Kool vereist bijzonder zorgvuldige zorg bij het kweken. De plant neemt voedingsstoffen snel op, dus de grond moet regelmatig worden verrijkt. Er moeten voldoende hoeveelheden mineralen, organische stoffen en stikstof worden verstrekt. Sommige producten kunnen in de winkel worden gekocht, terwijl andere eenvoudig thuis te maken zijn.
Vereiste klimatologische omstandigheden
Ondanks het feit dat de gravin een hybride is met een goede stressbestendigheid, waardoor hij gemakkelijk temperatuurveranderingen, korte droogte en schaduw verdraagt, moet de plaats voor kool zonnig en helder zijn, beschermd tegen windstoten.
Ziekte- en plaagresistentie
Het immuunsysteem van de groente is goed en biedt bescherming tegen veel schimmelziekten.

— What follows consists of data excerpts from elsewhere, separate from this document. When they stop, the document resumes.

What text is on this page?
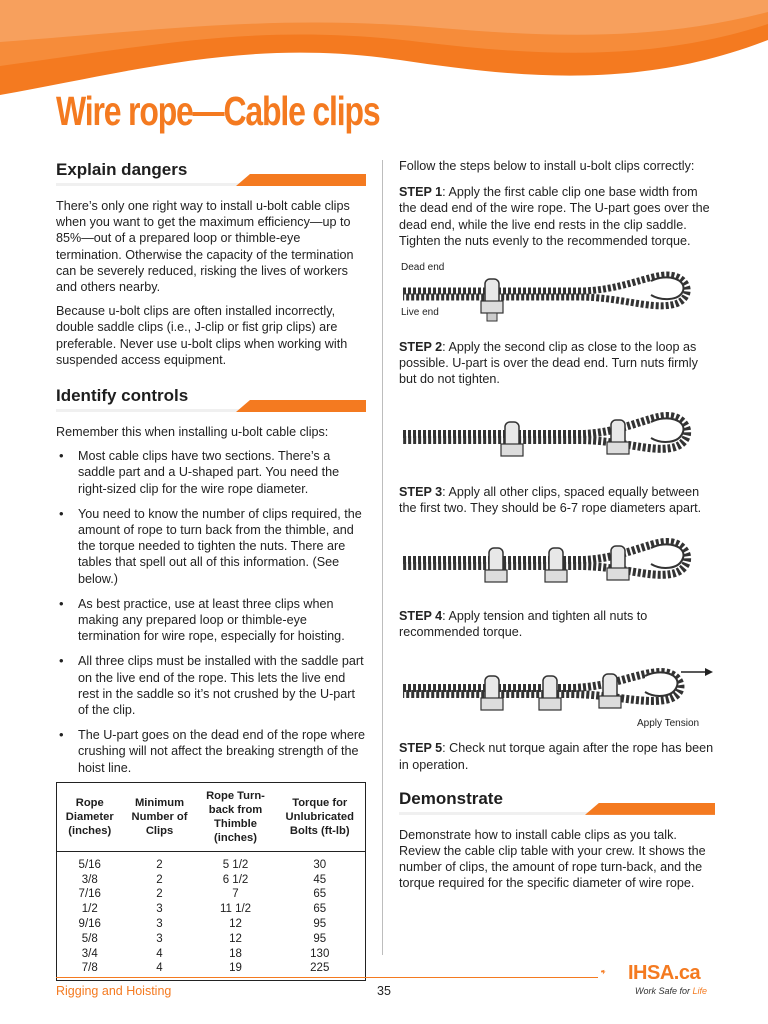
Wire rope—Cable clips
Explain dangers

There’s only one right way to install u-bolt cable clips when you want to get the maximum efficiency—up to 85%—out of a prepared loop or thimble-eye termination. Otherwise the capacity of the termination can be severely reduced, risking the lives of workers and others nearby.

Because u-bolt clips are often installed incorrectly, double saddle clips (i.e., J-clip or fist grip clips) are preferable. Never use u-bolt clips when working with suspended access equipment.

Identify controls

Remember this when installing u-bolt cable clips:

• Most cable clips have two sections. There’s a saddle part and a U-shaped part. You need the right-sized clip for the wire rope diameter.
• You need to know the number of clips required, the amount of rope to turn back from the thimble, and the torque needed to tighten the nuts. There are tables that spell out all of this information. (See below.)
• As best practice, use at least three clips when making any prepared loop or thimble-eye termination for wire rope, especially for hoisting.
• All three clips must be installed with the saddle part on the live end of the rope. This lets the live end rest in the saddle so it’s not crushed by the U-part of the clip.
• The U-part goes on the dead end of the rope where crushing will not affect the breaking strength of the hoist line.
Rope Diameter (inches)	Minimum Number of Clips	Rope Turn-back from Thimble (inches)	Torque for Unlubricated Bolts (ft-lb)
5/16	2	5 1/2	30
3/8	2	6 1/2	45
7/16	2	7	65
1/2	3	11 1/2	65
9/16	3	12	95
5/8	3	12	95
3/4	4	18	130
7/8	4	19	225

Follow the steps below to install u-bolt clips correctly:

STEP 1: Apply the first cable clip one base width from the dead end of the wire rope. The U-part goes over the dead end, while the live end rests in the clip saddle. Tighten the nuts evenly to the recommended torque.

Dead end
Live end

STEP 2: Apply the second clip as close to the loop as possible. U-part is over the dead end. Turn nuts firmly but do not tighten.

STEP 3: Apply all other clips, spaced equally between the first two. They should be 6-7 rope diameters apart.

STEP 4: Apply tension and tighten all nuts to recommended torque.

Apply Tension

STEP 5: Check nut torque again after the rope has been in operation.

Demonstrate

Demonstrate how to install cable clips as you talk. Review the cable clip table with your crew. It shows the number of clips, the amount of rope turn-back, and the torque required for the specific diameter of wire rope.

Rigging and Hoisting	35
IHSA.ca
Work Safe for Life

Kool is resistent tegen fusariumverwelking en is ook tolerant voor bacteriose. Soms kan een groente worden aangevallen door schadelijke insecten - bladluizen, koolvliegen, vlooien, slakken, die zullen helpen om tijdig te sproeien met insecticide preparaten.
Kool is een zeer populair tuinbouwgewas. Maar het kweken van een goede, grote en smakelijke kool is soms erg moeilijk, omdat deze vaak wordt aangetast door een groot aantal ziekten en plagen. De hoofdrol bij de teelt van deze groente wordt gespeeld door regelmatige preventie, die helpt om een rijke oogst te krijgen en het optreden van ziekten en de invasie van schadelijke insecten te voorkomen. Het is erg belangrijk om zo vroeg mogelijk met de behandeling te beginnen, anders bestaat het risico dat de infectie zich verspreidt naar nog onaangetaste planten.